Kamis, 01 November 2012

Masih Adakah Harapan?


Masih Adakah Harapan?
S Sagala Tua Saragih ;  Dosen Prodi Jurnalistik, Fikom Unpad
SINAR HARAPAN, 31 Oktober 2012



Masih adakah harapan hidup di negeri ini? Bila ada, apa yang masih bisa kita harapkan? Apa dasarnya kita berharap? Siapakah yang masih bisa kita harapkan untuk memperbaiki negara ini? Berbagai peristiwa dan realitas buruk di negeri ini dan fenomena jelek kita di luar negeri, membuat kita sebagai bangsa nyaris putus asa alias bunuh diri.

Tak terhitung lagi jumlah aksi kekerasan terhadap musuh yang dinilai berbeda dalam prinsip-prinsip kehidupan, terutama agama, budaya, dan ras/suku bangsa.
Tragedi di Sampang, Madura, baru-baru ini merupakan contoh teraktual. Perbedaan prinsip menimbulkan konflik, lalu ini diselesaikan dengan main hakim sendiri. Biasanya yang—tampaknya—menang adalah kelompok mayoritas. Jangan tanya, masih adakah Polri?

Dalam musim angkutan Lebaran baru-baru ini, dalam tempo dua minggu saja, terjadi lebih 5.000 kecelakaan lalu lintas. Hasilnya? Hampir 1.000 pemudik (sebagian besar pengguna sepeda motor) tewas sia-sia, lebih 1.500 orang luka berat (mungkin sebagian akan cacat permanen), dan lebih 5.000 orang luka ringan. Ini angka yang tercatat di kantor-kantor Polri.

Kita tak tahu jumlah korban lalu lintas yang tak terlaporkan ke kantor Polri.
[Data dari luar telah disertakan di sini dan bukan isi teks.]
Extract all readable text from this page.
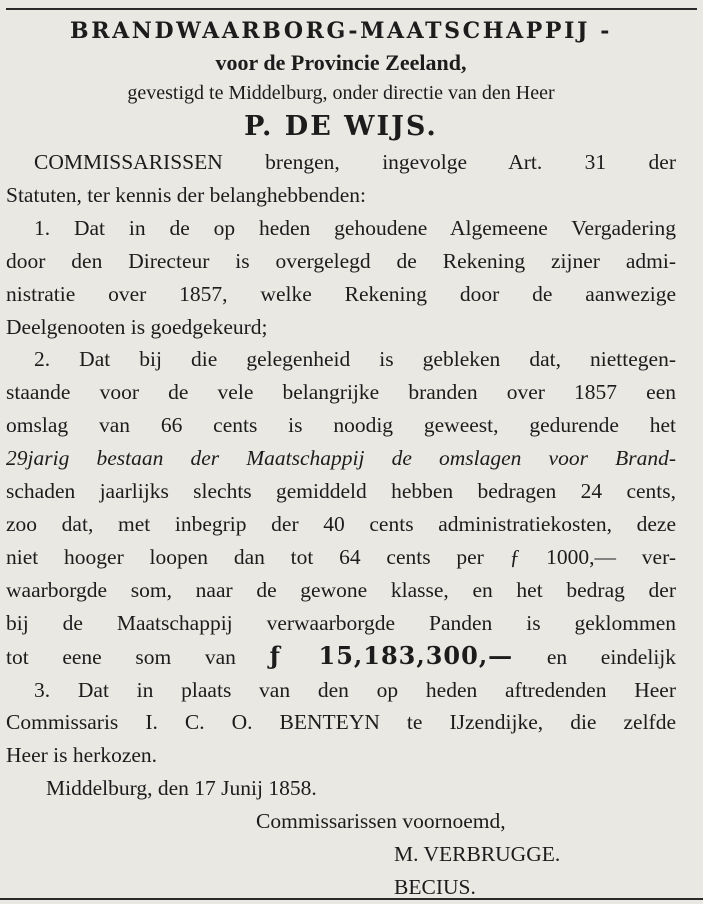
BRANDWAARBORG-MAATSCHAPPIJ -
voor de Provincie Zeeland,
gevestigd te Middelburg, onder directie van den Heer
P. DE WIJS.
COMMISSARISSEN brengen, ingevolge Art. 31 der
Statuten, ter kennis der belanghebbenden:
1. Dat in de op heden gehoudene Algemeene Vergadering
door den Directeur is overgelegd de Rekening zijner admi-
nistratie over 1857, welke Rekening door de aanwezige
Deelgenooten is goedgekeurd;
2. Dat bij die gelegenheid is gebleken dat, niettegen-
staande voor de vele belangrijke branden over 1857 een
omslag van 66 cents is noodig geweest, gedurende het
29jarig bestaan der Maatschappij de omslagen voor Brand-
schaden jaarlijks slechts gemiddeld hebben bedragen 24 cents,
zoo dat, met inbegrip der 40 cents administratiekosten, deze
niet hooger loopen dan tot 64 cents per ƒ 1000,— ver-
waarborgde som, naar de gewone klasse, en het bedrag der
bij de Maatschappij verwaarborgde Panden is geklommen
tot eene som van ƒ 15,183,300,— en eindelijk
3. Dat in plaats van den op heden aftredenden Heer
Commissaris I. C. O. BENTEYN te IJzendijke, die zelfde
Heer is herkozen.
Middelburg, den 17 Junij 1858.
Commissarissen voornoemd,
M. VERBRUGGE.
BECIUS.
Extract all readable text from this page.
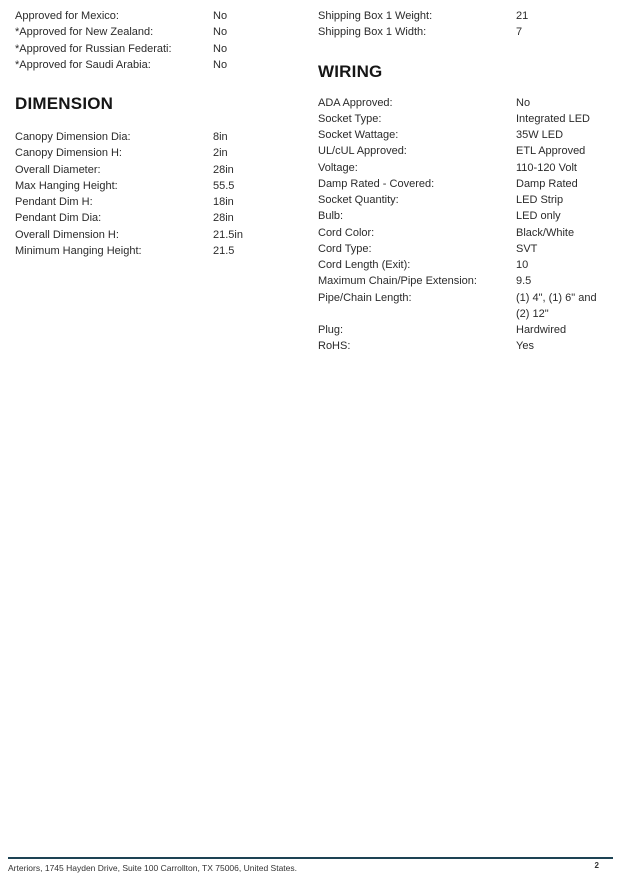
Approved for Mexico:	No
*Approved for New Zealand:	No
*Approved for Russian Federati:	No
*Approved for Saudi Arabia:	No
DIMENSION
Canopy Dimension Dia:	8in
Canopy Dimension H:	2in
Overall Diameter:	28in
Max Hanging Height:	55.5
Pendant Dim H:	18in
Pendant Dim Dia:	28in
Overall Dimension H:	21.5in
Minimum Hanging Height:	21.5
Shipping Box 1 Weight:	21
Shipping Box 1 Width:	7
WIRING
ADA Approved:	No
Socket Type:	Integrated LED
Socket Wattage:	35W LED
UL/cUL Approved:	ETL Approved
Voltage:	110-120 Volt
Damp Rated - Covered:	Damp Rated
Socket Quantity:	LED Strip
Bulb:	LED only
Cord Color:	Black/White
Cord Type:	SVT
Cord Length (Exit):	10
Maximum Chain/Pipe Extension:	9.5
Pipe/Chain Length:	(1) 4", (1) 6" and (2) 12"
Plug:	Hardwired
RoHS:	Yes
Arteriors, 1745 Hayden Drive, Suite 100 Carrollton, TX 75006, United States.	2
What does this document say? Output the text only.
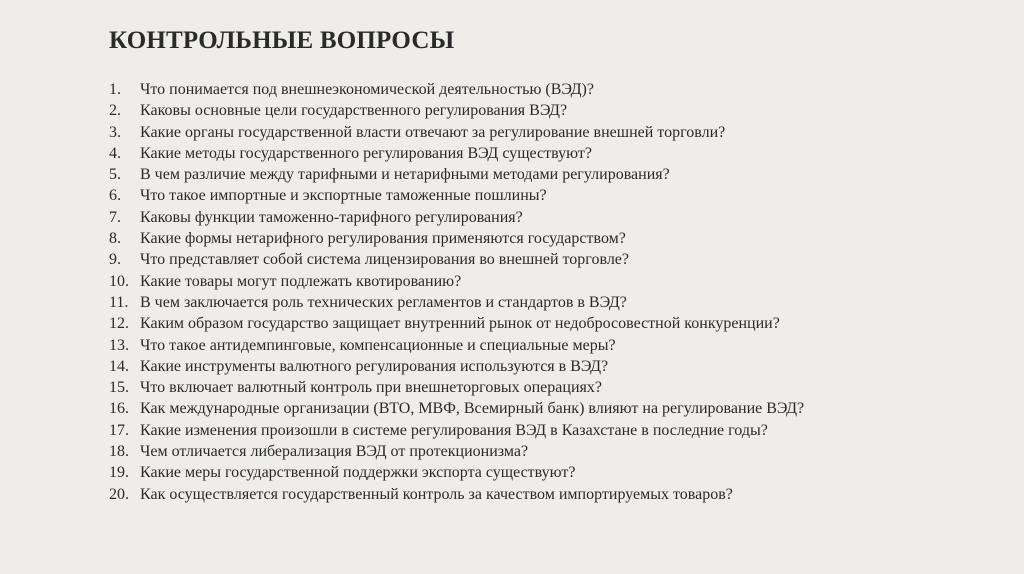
КОНТРОЛЬНЫЕ ВОПРОСЫ
1.	Что понимается под внешнеэкономической деятельностью (ВЭД)?
2.	Каковы основные цели государственного регулирования ВЭД?
3.	Какие органы государственной власти отвечают за регулирование внешней торговли?
4.	Какие методы государственного регулирования ВЭД существуют?
5.	В чем различие между тарифными и нетарифными методами регулирования?
6.	Что такое импортные и экспортные таможенные пошлины?
7.	Каковы функции таможенно-тарифного регулирования?
8.	Какие формы нетарифного регулирования применяются государством?
9.	Что представляет собой система лицензирования во внешней торговле?
10. Какие товары могут подлежать квотированию?
11. В чем заключается роль технических регламентов и стандартов в ВЭД?
12. Каким образом государство защищает внутренний рынок от недобросовестной конкуренции?
13. Что такое антидемпинговые, компенсационные и специальные меры?
14. Какие инструменты валютного регулирования используются в ВЭД?
15. Что включает валютный контроль при внешнеторговых операциях?
16. Как международные организации (ВТО, МВФ, Всемирный банк) влияют на регулирование ВЭД?
17. Какие изменения произошли в системе регулирования ВЭД в Казахстане в последние годы?
18. Чем отличается либерализация ВЭД от протекционизма?
19. Какие меры государственной поддержки экспорта существуют?
20. Как осуществляется государственный контроль за качеством импортируемых товаров?
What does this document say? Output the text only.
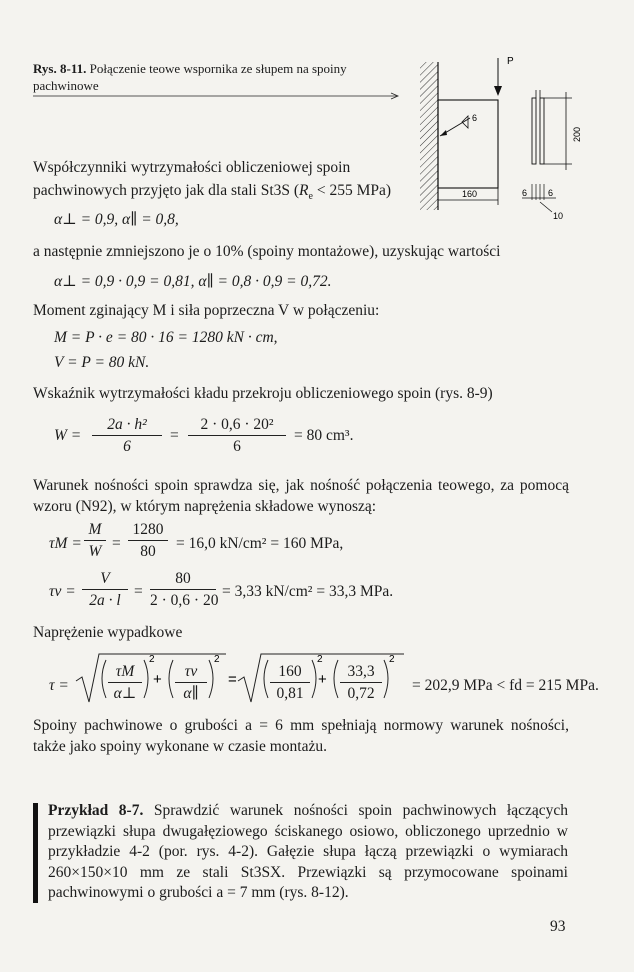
Rys. 8-11. Połączenie teowe wspornika ze słupem na spoiny pachwinowe
6
P
160
200
6 6
10
Współczynniki wytrzymałości obliczeniowej spoin
pachwinowych przyjęto jak dla stali St3S ($R_e < 255$ MPa)
α⊥ = 0,9, α∥ = 0,8,
a następnie zmniejszono je o 10% (spoiny montażowe), uzyskując wartości
α⊥ = 0,9 · 0,9 = 0,81, α∥ = 0,8 · 0,9 = 0,72.
Moment zginający M i siła poprzeczna V w połączeniu:
M = P · e = 80 · 16 = 1280 kN · cm,
V = P = 80 kN.
Wskaźnik wytrzymałości kładu przekroju obliczeniowego spoin (rys. 8-9)
W =
2a · h²
6
=
2 · 0,6 · 20²
6
= 80 cm³.
Warunek nośności spoin sprawdza się, jak nośność połączenia teowego, za pomocą wzoru (N92), w którym naprężenia składowe wynoszą:
τM =
M
W =
1280
80	= 16,0 kN/cm² = 160 MPa,
τv =
V
2a · l
=
80
2 · 0,6 · 20
= 3,33 kN/cm² = 33,3 MPa.
Naprężenie wypadkowe
τ =
2	2	2	2
+	+
=
τM
α⊥
τv
α∥
160
0,81
33,3
0,72	= 202,9 MPa < fd = 215 MPa.
Spoiny pachwinowe o grubości a = 6 mm spełniają normowy warunek nośności, także jako spoiny wykonane w czasie montażu.
Przykład 8-7. Sprawdzić warunek nośności spoin pachwinowych łączących przewiązki słupa dwugałęziowego ściskanego osiowo, obliczonego uprzednio w przykładzie 4-2 (por. rys. 4-2). Gałęzie słupa łączą przewiązki o wymiarach 260×150×10 mm ze stali St3SX. Przewiązki są przymocowane spoinami pachwinowymi o grubości a = 7 mm (rys. 8-12).
93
Angka korban lalu lintas selama musim angkutan Lebaran tahun ini meningkat dari tahun-tahun sebelumnya.

Bayangkan, andai kata jumlah korban yang sangat besar itu terjadi gara-gara belasan pesawat terbang bertabrakan di udara atau menabrak gunung-gunung dan gara-gara belasan kapal laut bertabrakan lalu tenggelam.

Bayangkan, 5.000 orang tewas gara-gara flu burung, misalnya. Selama berminggu-minggu tragedi itu pastilah menjadi berita besar di semua negara dan pemerintah menyatakannya sebagai bencana nasional. Lalu semua penduduk diperintahkan mengibarkan bendera hitam setengah tiang selama dua minggu.
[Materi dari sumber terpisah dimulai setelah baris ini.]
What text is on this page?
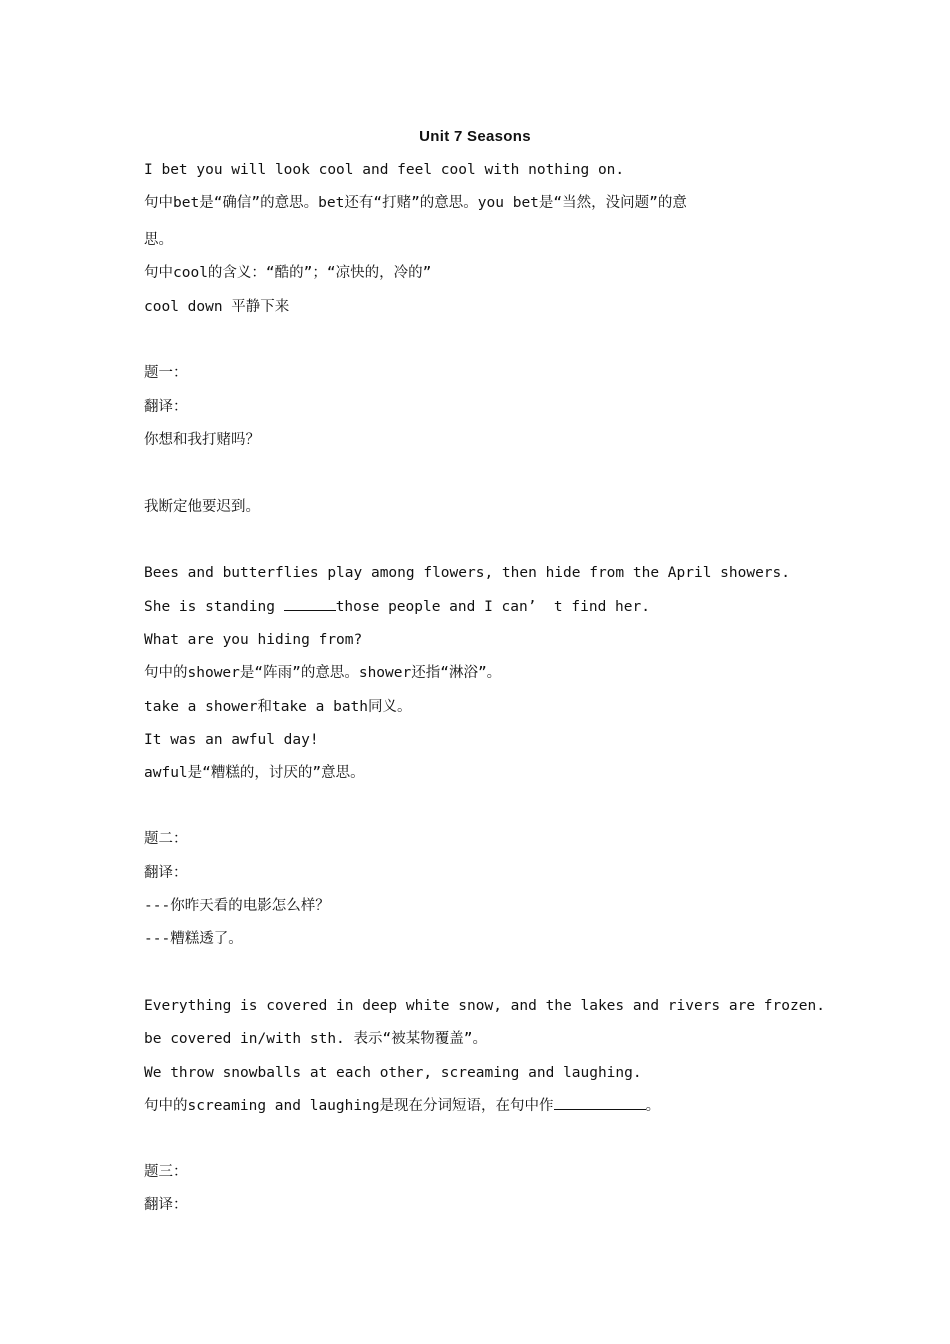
Unit 7 Seasons
I bet you will look cool and feel cool with nothing on.
句中bet是“确信”的意思。bet还有“打赌”的意思。you bet是“当然，没问题”的意
思。
句中cool的含义：“酷的”；“凉快的，冷的”
cool down 平静下来
题一：
翻译：
你想和我打赌吗？
我断定他要迟到。
Bees and butterflies play among flowers, then hide from the April showers.
She is standing	those people and I can’  t find her.
What are you hiding from?
句中的shower是“阵雨”的意思。shower还指“淋浴”。
take a shower和take a bath同义。
It was an awful day!
awful是“糟糕的，讨厌的”意思。
题二：
翻译：
---你昨天看的电影怎么样？
---糟糕透了。
Everything is covered in deep white snow, and the lakes and rivers are frozen.
be covered in/with sth. 表示“被某物覆盖”。
We throw snowballs at each other, screaming and laughing.
句中的screaming and laughing是现在分词短语，在句中作	。
题三：
翻译：
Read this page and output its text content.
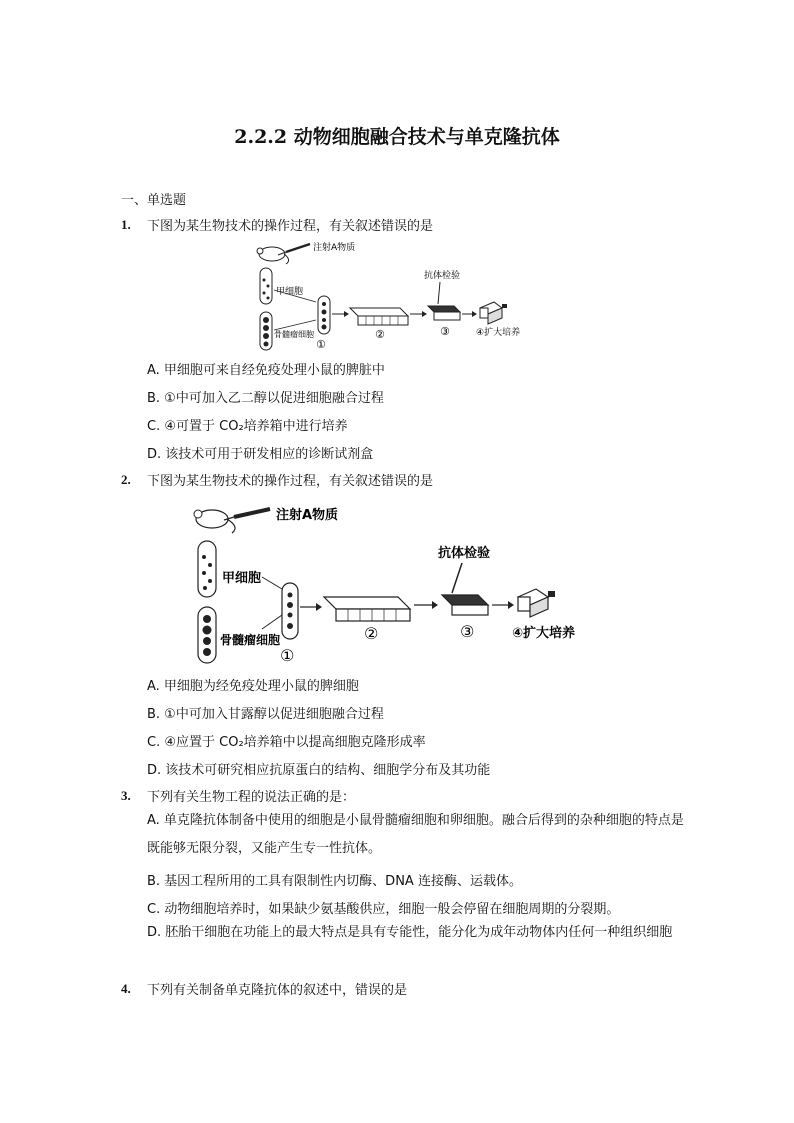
2.2.2 动物细胞融合技术与单克隆抗体
一、单选题
1. 下图为某生物技术的操作过程，有关叙述错误的是
注射A物质
甲细胞
骨髓瘤细胞
①
②
抗体检验
③	④扩大培养
A. 甲细胞可来自经免疫处理小鼠的脾脏中
B. ①中可加入乙二醇以促进细胞融合过程
C. ④可置于 CO₂培养箱中进行培养
D. 该技术可用于研发相应的诊断试剂盒
2. 下图为某生物技术的操作过程，有关叙述错误的是
注射A物质
甲细胞
骨髓瘤细胞
①
②
抗体检验
③	④扩大培养
A. 甲细胞为经免疫处理小鼠的脾细胞
B. ①中可加入甘露醇以促进细胞融合过程
C. ④应置于 CO₂培养箱中以提高细胞克隆形成率
D. 该技术可研究相应抗原蛋白的结构、细胞学分布及其功能
3. 下列有关生物工程的说法正确的是：
A. 单克隆抗体制备中使用的细胞是小鼠骨髓瘤细胞和卵细胞。融合后得到的杂种细胞的特点是既能够无限分裂，又能产生专一性抗体。
B. 基因工程所用的工具有限制性内切酶、DNA 连接酶、运载体。
C. 动物细胞培养时，如果缺少氨基酸供应，细胞一般会停留在细胞周期的分裂期。
D. 胚胎干细胞在功能上的最大特点是具有专能性，能分化为成年动物体内任何一种组织细胞
4. 下列有关制备单克隆抗体的叙述中，错误的是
Oleh karena beribu-ribu orang itu tewas secara cicilan setiap jam di berbagai tempat di jalan darat, terutama di Pulau Jawa (umumnya mereka dari kelas bawah), maka pemerintah dan warga masyarakat negeri ini tidak merasa terguncang keras dan berdukacita yang mendalam. Tragedi demi tragedi di jalan raya dianggap sebagai hal yang lumrah.

Memang ajal mereka itu telah tiba. Mereka menganggapnya sebagai kehendak Allah. Jangan bertanya, masih adakah Polri dan pemerintah (Kementerian dan Dinas Perhubungan)? Juga jangan tanya, ke mana akal sehat para pemudik Lebaran tersebut?

Soal korupsi? Tiap hari kita dibuat muak oleh berita-berita korupsi, terutama yang dilakukan oleh para pejabat yang seharusnya memberantas korupsi.
Berita yang paling memuakkan kita pastilah institusi negara penegak hukum (Polri) yang seharusnya memberantas korupsi, justru sengaja melawan penegak hukum lainnya (Komisi Pemberantasan Korupsi/KPK) untuk melindungi para pejabat tinggi Polri yang diduga korupsi dalam proyek pengadaan simulator kemudi untuk ujian Surat Izin Mengemudi senilai Rp 196,87 miliar. Jangan bertanya, di manakah Presiden Susilo Bambang Yudhoyono?

Masih sangat hijau dalam ingatan kita prestasi buruk para atlet Indonesia di Olimpiade London. Dengan biaya lebih Rp 40 miliar, 22 atlet mewakili 240 juta penduduk republik ini, menempatkan Indonesia di peringkat ke-63 (sama dengan Malaysia yang berpenduduk cuma 35 juta jiwa).

Hanya atlet angkat besi yang berhasil meraih sekeping medali perak (oleh Triyatno) dan sekeping medali perunggu (oleh Eko Yuli Irawan). Di Olimpiade Beijing (2008), Indonesia berada di peringkat ke-42 berkat prestasi para atlet meraih satu medali emas, satu medali perak, dan tiga medali perunggu.

Penderitaan Indonesia di Olimpiade London disempurnakan oleh tindakan yang sangat memalukan (main sabun, sengaja mengalah) pasangan bulu tangkis putri kita (Greysia Polii-Meiliana Jauhari) sewaktu berhadapan dengan pasangan Korea Selatan, dengan alasan untuk menghindari pasangan putri China (Wang Xiaoli-Yu Yang) di babak perempat final.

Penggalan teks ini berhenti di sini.